Ce que je fais, ce que j’essaie tout au moins de faire, c’est de parler d’une réalité opératoire. Naturellement c’est beaucoup plus court, mais ça s’impose, me semble-t-il, du fait que la simple parole, le bla-bla… (Le bla-bla de mon connard de tout à l’heure, qui dit que ma théorie est morte enfin, il ne sait littéralement pas ce qu’il dit, ça veut dire qu’il ne fait que parler, il blablate, et je suis sûr que dans ses analyses, ça opère). Ça opère avec une certaine limitation, bien sûr, mais je suis sûr que ça fonctionne, sans ça, il ne continuerait pas à être analyste. Même la parole de ceux qui croient à la réalité psychique opère. Oui! Malgré vous, pour vous, et c’est ça que, je sais pas, j’aimerais un petit peu vous faire saisir, c’est que pour vous, pour vous si simplement vous éprouvez un peu les choses, la structure du monde, si je puis m’exprimer ainsi, pour parler de ce qui est immonde, la structure du monde, je vous prie de tâcher de saisir les points, les points où vous pouvez saisir que pour vous la structure du monde consiste à vous payer de mots. Et que c’est même en quoi le monde est plus futile, je veux dire qui fuit, est plus futile que le Réel, ce Réel que j’essaie de vous suggérer, dans sa dit-mansion, dit di-t, mansion, demeure du dit, que j’essaie de vous faire saisir par ce dit qui est le mien, à savoir par mon dire.

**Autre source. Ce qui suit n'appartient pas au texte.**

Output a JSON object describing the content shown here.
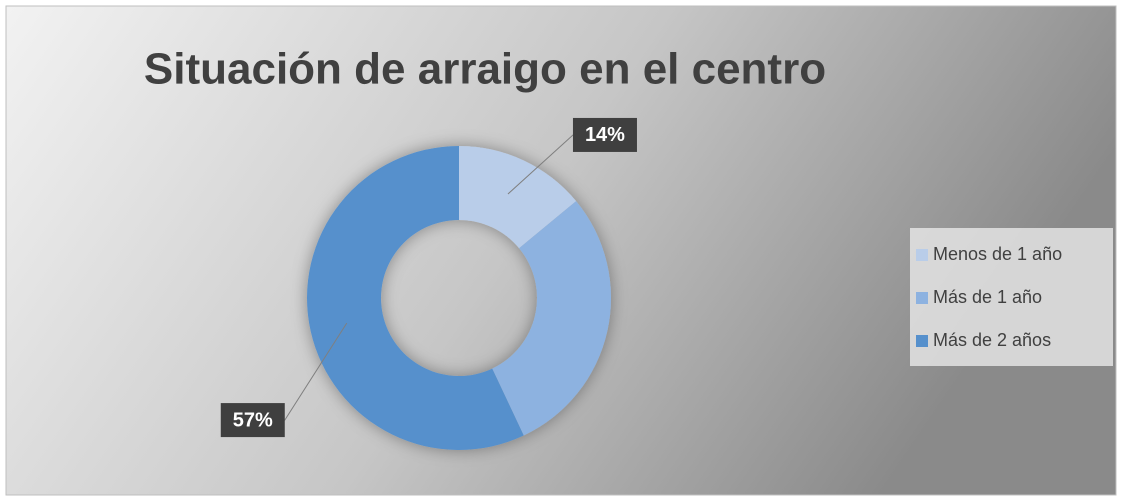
{
  "chart_data": {
    "type": "donut",
    "title": "Situación de arraigo en el centro",
    "categories": [
      "Menos de 1 año",
      "Más de 1 año",
      "Más de 2 años"
    ],
    "values": [
      14,
      29,
      57
    ],
    "value_labels": [
      "14%",
      null,
      "57%"
    ],
    "colors": [
      "#b9cde9",
      "#8db2e0",
      "#5690cc"
    ],
    "legend": "right"
  }
}
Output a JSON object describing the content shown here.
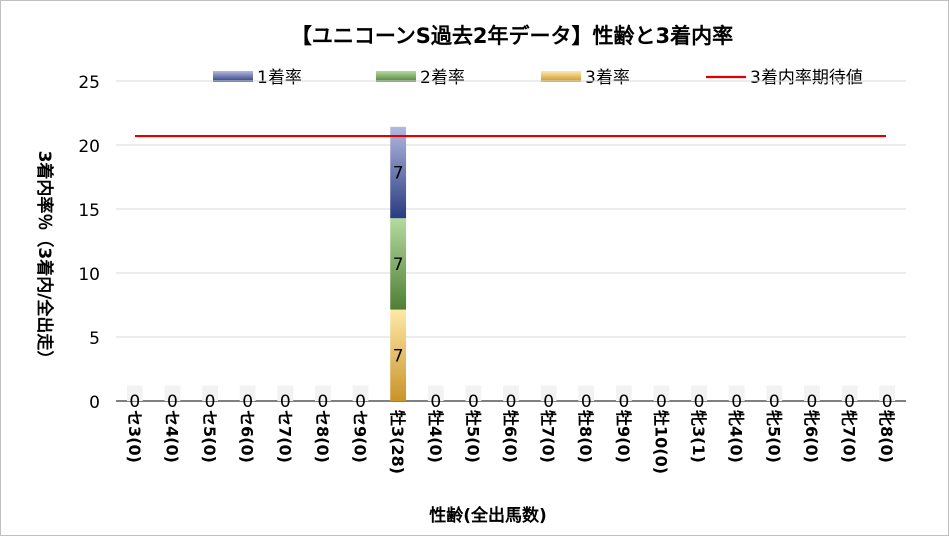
{
  "chart_data": {
    "type": "bar",
    "stacked": true,
    "title": "【ユニコーンS過去2年データ】性齢と3着内率",
    "xlabel": "性齢(全出馬数)",
    "ylabel": "3着内率％（3着内/全出走）",
    "ylim": [
      0,
      25
    ],
    "yticks": [
      "0",
      "5",
      "10",
      "15",
      "20",
      "25"
    ],
    "grid": true,
    "legend_position": "top",
    "categories": [
      "セ3(0)",
      "セ4(0)",
      "セ5(0)",
      "セ6(0)",
      "セ7(0)",
      "セ8(0)",
      "セ9(0)",
      "牡3(28)",
      "牡4(0)",
      "牡5(0)",
      "牡6(0)",
      "牡7(0)",
      "牡8(0)",
      "牡9(0)",
      "牡10(0)",
      "牝3(1)",
      "牝4(0)",
      "牝5(0)",
      "牝6(0)",
      "牝7(0)",
      "牝8(0)"
    ],
    "series": [
      {
        "name": "3着率",
        "color": "#d9a02e",
        "values": [
          0,
          0,
          0,
          0,
          0,
          0,
          0,
          7.14,
          0,
          0,
          0,
          0,
          0,
          0,
          0,
          0,
          0,
          0,
          0,
          0,
          0
        ],
        "labels": [
          "0",
          "0",
          "0",
          "0",
          "0",
          "0",
          "0",
          "7",
          "0",
          "0",
          "0",
          "0",
          "0",
          "0",
          "0",
          "0",
          "0",
          "0",
          "0",
          "0",
          "0"
        ]
      },
      {
        "name": "2着率",
        "color": "#6aa84f",
        "values": [
          0,
          0,
          0,
          0,
          0,
          0,
          0,
          7.14,
          0,
          0,
          0,
          0,
          0,
          0,
          0,
          0,
          0,
          0,
          0,
          0,
          0
        ],
        "labels": [
          "",
          "",
          "",
          "",
          "",
          "",
          "",
          "7",
          "",
          "",
          "",
          "",
          "",
          "",
          "",
          "",
          "",
          "",
          "",
          "",
          ""
        ]
      },
      {
        "name": "1着率",
        "color": "#3c4d9a",
        "values": [
          0,
          0,
          0,
          0,
          0,
          0,
          0,
          7.14,
          0,
          0,
          0,
          0,
          0,
          0,
          0,
          0,
          0,
          0,
          0,
          0,
          0
        ],
        "labels": [
          "",
          "",
          "",
          "",
          "",
          "",
          "",
          "7",
          "",
          "",
          "",
          "",
          "",
          "",
          "",
          "",
          "",
          "",
          "",
          "",
          ""
        ]
      }
    ],
    "legend": [
      "1着率",
      "2着率",
      "3着率",
      "3着内率期待値"
    ],
    "reference_line": {
      "name": "3着内率期待値",
      "value": 20.7,
      "color": "#e00000"
    }
  }
}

C’est fou ce qu’on fait de bruit autour de cette histoire psychanalytique, et ce qu’on lit mal. Il y a des gens très sérieux, il y a des gens très sérieux qui s’occupent du rêve chez l’animal. Ils peuvent pas bien sûr, il n’y a aucun moyen de savoir si l’animal rêve, je vous demande pardon, ils peuvent pas bien sûr savoir si l’animal rêve, mais vraiment ils savent qu’il en à toutes les apparences, n’est-ce pas, du rêve; l’animal dort et puis, il est manifeste que s’il se remue, c’est parce que il y a quelque chose qui le traverse, et comme bien sûr, naturellement, personne ne doute que les idées, ce ne soient des images, rien de plus, ça veut même dire ça; enfin, ce qu’il y a de merveilleux, c’est que le langage est toujours là comme un témoin. Alors, il y a des images donc il a des idées, ce qui ne veut pas dire qu’il les nomme. Alors, il y a des types comme ça qui s’excitent autour de l’idée que le rêve c’est pas là, comme le dit Freud, pour protéger le sommeil. L’ennui, c’est que Freud dit pas ça. Le sommeil ça ne peut avoir en soi, en tant que sommeil, désigner que ce qu’on appelle un besoin, le besoin de dormir. Ce que Freud dit, c’est que le rêve chez le parlêtre… (parce que lui, il a pas expérimenté sur les rats, ni sur quoi que ce soit comme ça dont nous ayons des preuves qu’il rêve, personne ne sait si une mouche rêve, ni un rat, on peut se l’imaginer parce que on est tous un petit peu rat par quelque côté, on est surtout raté! Et les expérimentations en question le sont plus que les autres, ils sont ratifiés, ce sont des hommes-auxrats. Enfin, on est habité par des tas d’hommes-aux-rats, quand on est homme. En tout cas, on a les hommes au ras de la science). Freud dit que le rêve protège, pas le besoin, le désir de dormir. Il est bien certain que cette seule dit-mansion ajoute à ce Réel comme ça à ce Réel falot enfin, supposé scientifique, on imagine des besoins. Mais par contre, s’il y a une chose que Freud fait bien sentir, et ça il faudrait suivre le texte, et s’apercevoir que lui, il sait ce qu’il dit, c’est que le rêve protège quelque chose qui s’appelle un désir. Or un désir n’est pas concevable sans mon nœud borroméen.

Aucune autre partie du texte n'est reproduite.